Publishers Weekly speaks with Roxane Gay about “the daring, sensuous” writing of Marguerite Duras and with Kaveh Akbar about “the delightful disorientation” of Amos Tutuola.
NYT lists “6 New Paperbacks to Read This Week” and “9 New Books We Recommend This Week.”
LitHub highlights “The Best-Reviewed Books of the Week.”
Publishers Weekly highlights three new debut novels by Black women authors, three new biographical histories emphasizing social justice, and February 2024 book club picks.
NPR suggests: “Pregame the Super Bowl with our favorite football fiction.”
Electric Lit recommends “8 Stories About Cultural Alienation and the Search for Belonging” and “7 Texas Novels About Mother-Daughter Relationships.”
People shares Emily Henry’s choices for the top five books on love.
CrimeReads appreciates “two cleverly deceptive tales by mystery’s greatest showman,” Hake Talbot, and shares a guide to the crime novels of Laurie R. King.
Deadline has the news that Truth Is a Flightless Bird by Akbar Hussain (Iskanchi) is being developed as a series.
Prime Video will develop Tia Williams’s Seven Days in June (Grand Central) as a series, Deadline reports.
Ryan Reynolds and Paramount are working on an adaptation of John Scalzi’s Starter Villain (Tor; LJ starred review). Reactor has the news.

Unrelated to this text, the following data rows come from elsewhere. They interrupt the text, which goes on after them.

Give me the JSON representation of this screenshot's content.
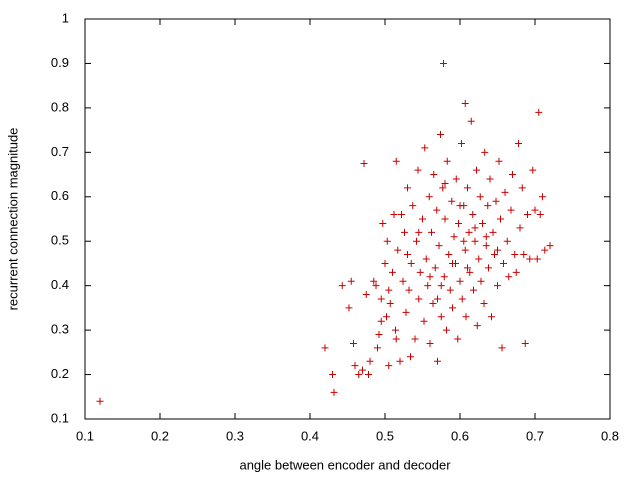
{
  "chart_data": {
    "type": "scatter",
    "xlabel": "angle between encoder and decoder",
    "ylabel": "recurrent connection magnitude",
    "color": "#cc0000",
    "xlim": [
      0.1,
      0.8
    ],
    "xticks": [
      0.1,
      0.2,
      0.3,
      0.4,
      0.5,
      0.6,
      0.7,
      0.8
    ],
    "ylim": [
      0.1,
      1
    ],
    "yticks": [
      0.1,
      0.2,
      0.3,
      0.4,
      0.5,
      0.6,
      0.7,
      0.8,
      0.9,
      1
    ],
    "x": [
      0.12,
      0.578,
      0.607,
      0.705,
      0.42,
      0.43,
      0.432,
      0.443,
      0.452,
      0.455,
      0.458,
      0.46,
      0.465,
      0.47,
      0.472,
      0.475,
      0.478,
      0.48,
      0.485,
      0.488,
      0.49,
      0.492,
      0.495,
      0.497,
      0.5,
      0.502,
      0.503,
      0.505,
      0.507,
      0.51,
      0.512,
      0.514,
      0.515,
      0.517,
      0.52,
      0.522,
      0.524,
      0.526,
      0.528,
      0.53,
      0.532,
      0.534,
      0.535,
      0.537,
      0.54,
      0.542,
      0.544,
      0.545,
      0.547,
      0.55,
      0.552,
      0.553,
      0.555,
      0.557,
      0.559,
      0.56,
      0.562,
      0.564,
      0.565,
      0.567,
      0.569,
      0.57,
      0.572,
      0.574,
      0.575,
      0.577,
      0.579,
      0.58,
      0.582,
      0.583,
      0.585,
      0.587,
      0.589,
      0.59,
      0.592,
      0.594,
      0.595,
      0.597,
      0.598,
      0.6,
      0.602,
      0.603,
      0.605,
      0.607,
      0.608,
      0.61,
      0.612,
      0.613,
      0.615,
      0.617,
      0.618,
      0.62,
      0.622,
      0.623,
      0.625,
      0.627,
      0.628,
      0.63,
      0.632,
      0.633,
      0.635,
      0.637,
      0.638,
      0.64,
      0.642,
      0.644,
      0.646,
      0.648,
      0.65,
      0.652,
      0.654,
      0.656,
      0.658,
      0.66,
      0.663,
      0.665,
      0.668,
      0.67,
      0.673,
      0.675,
      0.678,
      0.68,
      0.683,
      0.685,
      0.687,
      0.69,
      0.693,
      0.697,
      0.7,
      0.703,
      0.707,
      0.71,
      0.713,
      0.72,
      0.495,
      0.505,
      0.515,
      0.53,
      0.545,
      0.56,
      0.575,
      0.59,
      0.605,
      0.62,
      0.635,
      0.65,
      0.58,
      0.57,
      0.6,
      0.61
    ],
    "y": [
      0.14,
      0.9,
      0.81,
      0.79,
      0.26,
      0.2,
      0.16,
      0.4,
      0.35,
      0.41,
      0.27,
      0.22,
      0.2,
      0.21,
      0.675,
      0.38,
      0.2,
      0.23,
      0.41,
      0.4,
      0.26,
      0.29,
      0.37,
      0.54,
      0.45,
      0.33,
      0.5,
      0.22,
      0.36,
      0.43,
      0.56,
      0.3,
      0.68,
      0.48,
      0.23,
      0.56,
      0.41,
      0.52,
      0.34,
      0.62,
      0.39,
      0.24,
      0.45,
      0.58,
      0.28,
      0.5,
      0.66,
      0.37,
      0.43,
      0.55,
      0.32,
      0.71,
      0.46,
      0.4,
      0.6,
      0.27,
      0.52,
      0.36,
      0.65,
      0.44,
      0.57,
      0.23,
      0.49,
      0.74,
      0.33,
      0.62,
      0.42,
      0.55,
      0.3,
      0.68,
      0.47,
      0.39,
      0.59,
      0.35,
      0.51,
      0.45,
      0.64,
      0.28,
      0.54,
      0.41,
      0.72,
      0.37,
      0.58,
      0.48,
      0.33,
      0.62,
      0.52,
      0.43,
      0.77,
      0.56,
      0.39,
      0.5,
      0.66,
      0.31,
      0.46,
      0.6,
      0.41,
      0.54,
      0.36,
      0.7,
      0.49,
      0.58,
      0.44,
      0.64,
      0.33,
      0.52,
      0.47,
      0.59,
      0.4,
      0.68,
      0.55,
      0.26,
      0.45,
      0.61,
      0.5,
      0.42,
      0.57,
      0.65,
      0.47,
      0.43,
      0.72,
      0.53,
      0.62,
      0.47,
      0.27,
      0.56,
      0.46,
      0.66,
      0.57,
      0.46,
      0.56,
      0.6,
      0.48,
      0.49,
      0.32,
      0.39,
      0.28,
      0.47,
      0.52,
      0.42,
      0.4,
      0.45,
      0.5,
      0.53,
      0.51,
      0.48,
      0.63,
      0.37,
      0.58,
      0.44
    ]
  }
}
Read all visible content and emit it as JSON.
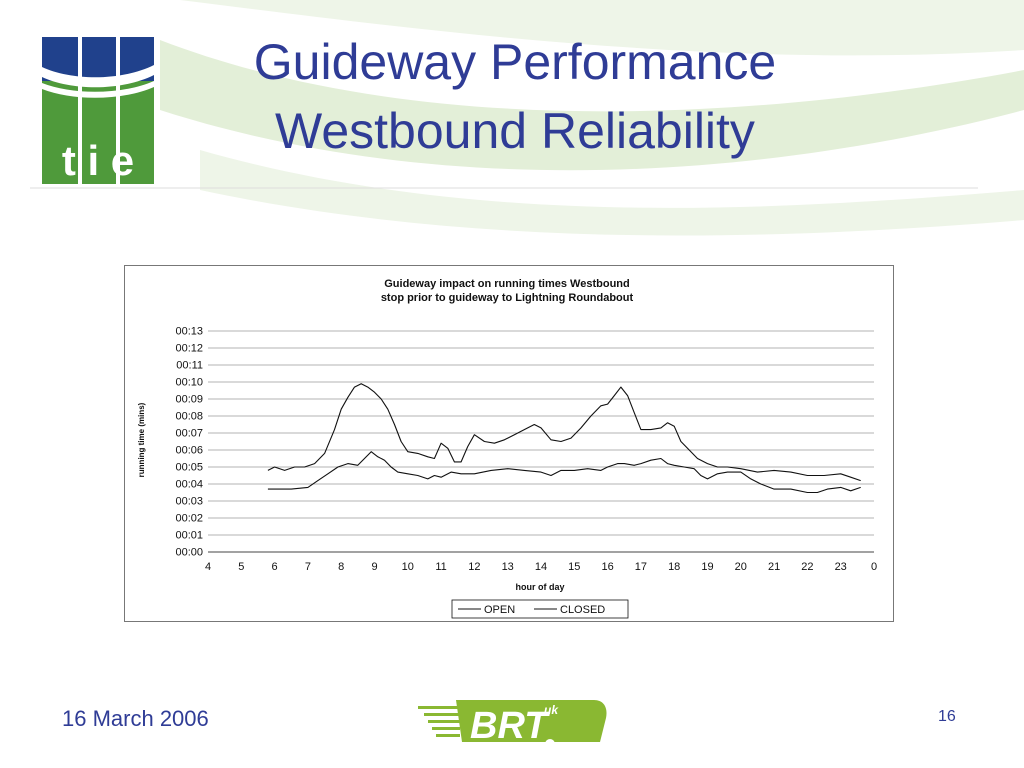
{
  "slide": {
    "title_line1": "Guideway Performance",
    "title_line2": "Westbound Reliability",
    "footer_date": "16 March 2006",
    "slide_number": "16",
    "tie_logo_text": "t i e",
    "brt_logo_text": "BRT",
    "brt_logo_superscript": "uk"
  },
  "colors": {
    "title": "#2f3c96",
    "tie_green": "#4f9a3b",
    "tie_blue": "#20418c",
    "brt_green": "#8ab832",
    "swoosh": "#e3efd8",
    "series_line": "#111111"
  },
  "chart_data": {
    "type": "line",
    "title": "Guideway impact on running times Westbound",
    "subtitle": "stop prior to guideway to Lightning Roundabout",
    "xlabel": "hour of day",
    "ylabel": "running time (mins)",
    "x_tick_labels": [
      "4",
      "5",
      "6",
      "7",
      "8",
      "9",
      "10",
      "11",
      "12",
      "13",
      "14",
      "15",
      "16",
      "17",
      "18",
      "19",
      "20",
      "21",
      "22",
      "23",
      "0"
    ],
    "y_tick_labels": [
      "00:00",
      "00:01",
      "00:02",
      "00:03",
      "00:04",
      "00:05",
      "00:06",
      "00:07",
      "00:08",
      "00:09",
      "00:10",
      "00:11",
      "00:12",
      "00:13"
    ],
    "xlim": [
      4,
      24
    ],
    "ylim": [
      0,
      13
    ],
    "grid": "horizontal",
    "legend_position": "bottom",
    "legend": [
      "OPEN",
      "CLOSED"
    ],
    "series": [
      {
        "name": "OPEN",
        "x": [
          5.8,
          6.0,
          6.5,
          7.0,
          7.3,
          7.6,
          7.9,
          8.2,
          8.5,
          8.7,
          8.9,
          9.1,
          9.3,
          9.5,
          9.7,
          10.0,
          10.3,
          10.6,
          10.8,
          11.0,
          11.3,
          11.6,
          12.0,
          12.5,
          13.0,
          13.5,
          14.0,
          14.3,
          14.6,
          15.0,
          15.4,
          15.8,
          16.0,
          16.3,
          16.5,
          16.8,
          17.0,
          17.3,
          17.6,
          17.8,
          18.0,
          18.3,
          18.6,
          18.8,
          19.0,
          19.3,
          19.6,
          20.0,
          20.3,
          20.6,
          21.0,
          21.5,
          22.0,
          22.3,
          22.6,
          23.0,
          23.3,
          23.6
        ],
        "y": [
          3.7,
          3.7,
          3.7,
          3.8,
          4.2,
          4.6,
          5.0,
          5.2,
          5.1,
          5.5,
          5.9,
          5.6,
          5.4,
          5.0,
          4.7,
          4.6,
          4.5,
          4.3,
          4.5,
          4.4,
          4.7,
          4.6,
          4.6,
          4.8,
          4.9,
          4.8,
          4.7,
          4.5,
          4.8,
          4.8,
          4.9,
          4.8,
          5.0,
          5.2,
          5.2,
          5.1,
          5.2,
          5.4,
          5.5,
          5.2,
          5.1,
          5.0,
          4.9,
          4.5,
          4.3,
          4.6,
          4.7,
          4.7,
          4.3,
          4.0,
          3.7,
          3.7,
          3.5,
          3.5,
          3.7,
          3.8,
          3.6,
          3.8
        ]
      },
      {
        "name": "CLOSED",
        "x": [
          5.8,
          6.0,
          6.3,
          6.6,
          6.9,
          7.2,
          7.5,
          7.8,
          8.0,
          8.2,
          8.4,
          8.6,
          8.8,
          9.0,
          9.2,
          9.4,
          9.6,
          9.8,
          10.0,
          10.3,
          10.6,
          10.8,
          11.0,
          11.2,
          11.4,
          11.6,
          11.8,
          12.0,
          12.3,
          12.6,
          12.9,
          13.2,
          13.5,
          13.8,
          14.0,
          14.3,
          14.6,
          14.9,
          15.2,
          15.5,
          15.8,
          16.0,
          16.2,
          16.4,
          16.6,
          16.8,
          17.0,
          17.3,
          17.6,
          17.8,
          18.0,
          18.2,
          18.4,
          18.7,
          19.0,
          19.3,
          19.6,
          20.0,
          20.5,
          21.0,
          21.5,
          22.0,
          22.5,
          23.0,
          23.3,
          23.6
        ],
        "y": [
          4.8,
          5.0,
          4.8,
          5.0,
          5.0,
          5.2,
          5.8,
          7.2,
          8.4,
          9.1,
          9.7,
          9.9,
          9.7,
          9.4,
          9.0,
          8.4,
          7.5,
          6.5,
          5.9,
          5.8,
          5.6,
          5.5,
          6.4,
          6.1,
          5.3,
          5.3,
          6.2,
          6.9,
          6.5,
          6.4,
          6.6,
          6.9,
          7.2,
          7.5,
          7.3,
          6.6,
          6.5,
          6.7,
          7.3,
          8.0,
          8.6,
          8.7,
          9.2,
          9.7,
          9.2,
          8.2,
          7.2,
          7.2,
          7.3,
          7.6,
          7.4,
          6.5,
          6.1,
          5.5,
          5.2,
          5.0,
          5.0,
          4.9,
          4.7,
          4.8,
          4.7,
          4.5,
          4.5,
          4.6,
          4.4,
          4.2
        ]
      }
    ]
  }
}
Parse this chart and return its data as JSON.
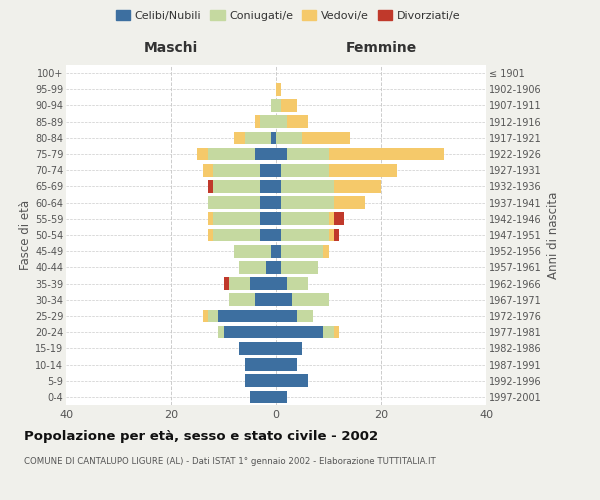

On Fox News, Jared Cohen, Life After Power: Seven Presidents and Their Search for Purpose Beyond the White House (S. & S.), looks at today's campus controversies against the backdrop of unrest at Thomas Jefferson’s University of Virginia during the ex-president’s later years.
Today, NPR’s Science Friday will interview Uché Blackstock, author of Legacy: A Black Physician Reckons with Racism in Medicine (Viking).